It does have a limit. This is what it looks like when an image is practically fully converged:

Eventually you reach the point where there are only a handful of swaps with any real benefit, while the rest is just shaving off a few bits of loss at a time. It devolves back to pure random selection, only skipping the coin flip for the gradient. It is likely that more targeted heuristics can still work here.

The gradient also works in the early stages. As it barely changes over successive swaps, this leads to a different kind of sparse mode. Instead of scoring only a subset of pixels, simply score multiple swaps as a group over time, without re-scoring intermediate states. This lowers the success rate roughly by a power (e.g. 0.8 -> 0.64), but cuts the number of FFTs by a constant factor (e.g. 1/2). Early on this trade-off can be worth it.

Even faster: don't score steps at all. In the very early stage, you can easily get up to 80-90% successful swaps just by filtering on values and gradients. If you just swap a bunch in a row, there is a very good chance you will still end up better than before.

It works better than sparse scoring: using the gradient of your true objective approximately works better than using an approximate objective exactly.

The latter will miss the true goal by design, while the former continually re-aims itself to the destination despite inaccuracy.

Obviously you can mix and match techniques, and gradient + sparse is actually a winning combo. I've only scratched the surface here.

Warp Speed

Time to address the elephant in the room. If the main bottleneck is an FFT, wouldn't this work better on a GPU?

The answer to that is an unsurprising yes, at least for large sizes where the overhead of async dispatch is negligible. However, it would have been endlessly more cumbersome to discover all of the above based on a GPU implementation, where I can't just log intermediate values to a console.

After checking everything, I pulled out my bag of tricks and ported it to Use.GPU. As a result, the algorithm runs entirely on the GPU, and provides live visualization of the entire process. It requires a WebGPU-enabled browser, which in practice means Chrome on Windows or Mac, or a dev build elsewhere.

I haven't particularly optimized this—the FFT is vanilla textbook—but it works. It provides an easy ~8x speed up on an M1 Mac on beefier target sizes. With a desktop GPU, 128x128x32 and larger become very feasible.

It lacks a few goodies from the scripts, and only does gradient + optional sparse. You can however freely exchange PNGs between the CPU and GPU version via drag and drop, as long as the settings match.

Layout components

Compute components

Worth pointing out: this visualization is built using Use.GPU's HTML-like layout system. I can put div-like blocks inside a flex box wrapper, and put text beside it... while at the same time using raw WGSL shaders as the contents of those divs. These visualization shaders sample and colorize the algorithm state on the fly, with no CPU-side involvement other than a static dispatch. The only GPU -> CPU readback is for the stats in the corner, which are classic React and real HTML, along with the rest of the controls.

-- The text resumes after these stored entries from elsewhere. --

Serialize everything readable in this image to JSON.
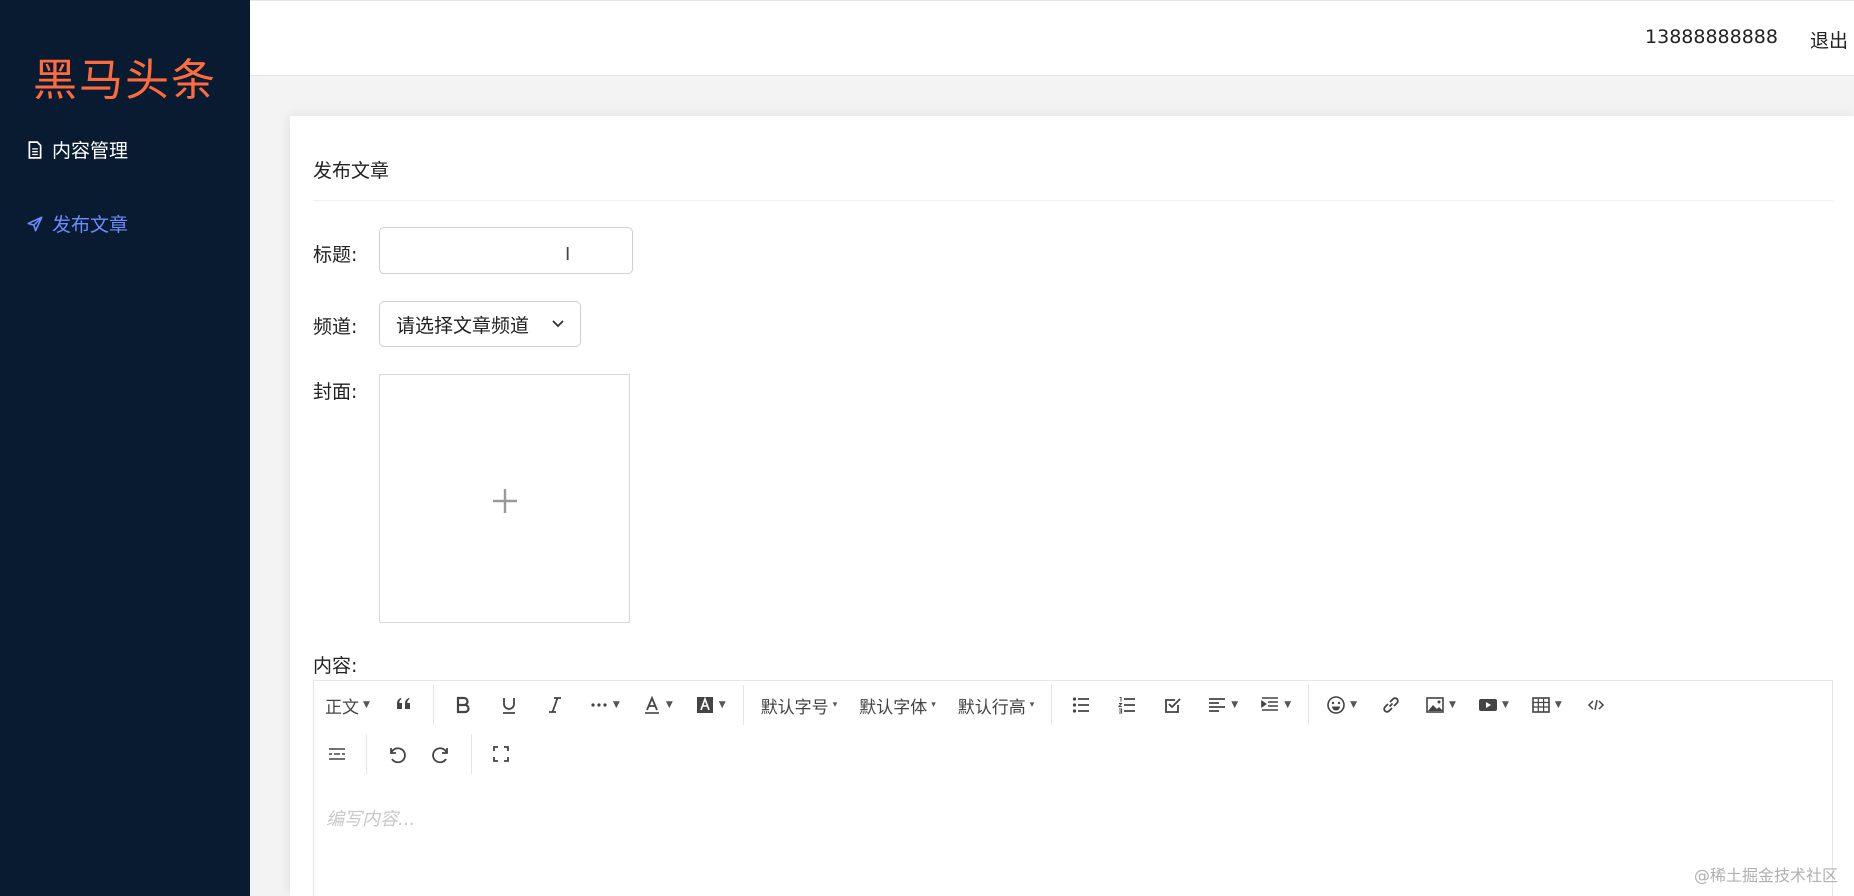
{
  "sidebar": {
    "logo": "黑马头条",
    "items": [
      {
        "label": "内容管理",
        "icon": "document-icon"
      },
      {
        "label": "发布文章",
        "icon": "send-icon"
      }
    ],
    "active_color": "#6c8cff",
    "background": "#081b30",
    "logo_color": "#ff6b3d"
  },
  "header": {
    "user": "13888888888",
    "logout": "退出"
  },
  "card": {
    "title": "发布文章"
  },
  "form": {
    "title_label": "标题:",
    "title_value": "",
    "channel_label": "频道:",
    "channel_value": "请选择文章频道",
    "cover_label": "封面:",
    "content_label": "内容:"
  },
  "editor": {
    "toolbar": {
      "paragraph": "正文",
      "font_size": "默认字号",
      "font_family": "默认字体",
      "line_height": "默认行高"
    },
    "placeholder": "编写内容..."
  },
  "watermark": "@稀土掘金技术社区"
}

I can then build an component and drop it inside an async , and it does exactly what it should. The rest is just a handful of elements and the ordinary headache of writing compute shaders. ensures all the shaders are compiled before dispatching.

While running, the bulk of the tree is inert, with only a handful of reducers triggering on a loop, causing a mere 7 live components to update per frame. The compute dispatch fights with the normal rendering for GPU resources, so there is an auto-batching mechanism that aims for approximately 30-60 FPS.

The display is fully anti-aliased, including the pixelized data. I'm using the usual per-pixel SDF trickery to do this... it's applied as a generic wrapper shader for any UV-based sampler.

It's a good showcase that Use.GPU really is React-for-GPUs with less hassle, but still with all the goodies. It bypasses most of the browser once the canvas gets going, and it isn't just for UI: you can express async compute just fine with the right component design. The robust layout and vector plotting capabilities are just extra on top.

I won't claim it's the world's most elegant abstraction, because it's far too pragmatic for that. But I simply don't know any other programming environment where I could even try something like this and not get bogged down in GPU binding hell, or have to round-trip everything back to the CPU.

* * *

So there you have it: blue and indigo noise à la carte.

What I find most interesting is that the problem of generating noise in the time domain has been recast into shaping and denoising a spectrum in the frequency domain. It starts as white noise, and gets turned into a pre-designed picture. You do so by swapping pixels in the other domain. The state for this process is kept in the phase channel, which is not directly relevant to the problem, but drifts into alignment over time.

Hence I called it Stable Fiddusion. If you swap the two domains, you're turning noise into a picture by swapping frequency bands without changing their values. It would result in a complex-valued picture, whose magnitude is the target, and whose phase encodes the progress of the convergence process.

This is approximately what you get when you add a hidden layer to a diffusion model.

What I also find interesting is that the notion of swaps naturally creates a space that is O(N²) big with only N samples of actual data. Viewed from the perspective of a single step, every pair (A,B) corresponds to a unique information mask in the frequency domain that extracts a unique delta from the same data. There is redundancy, of course, but the nature of the Fourier transform smears it out into one big superposition. When you do multiple swaps, the space grows, but not quite that fast: any permutation of the same non-overlapping swaps is equivalent. There is also a notion of entanglement: frequency bands / pixels are linked together to move as a whole by default, but parts will diffuse into being locked in place.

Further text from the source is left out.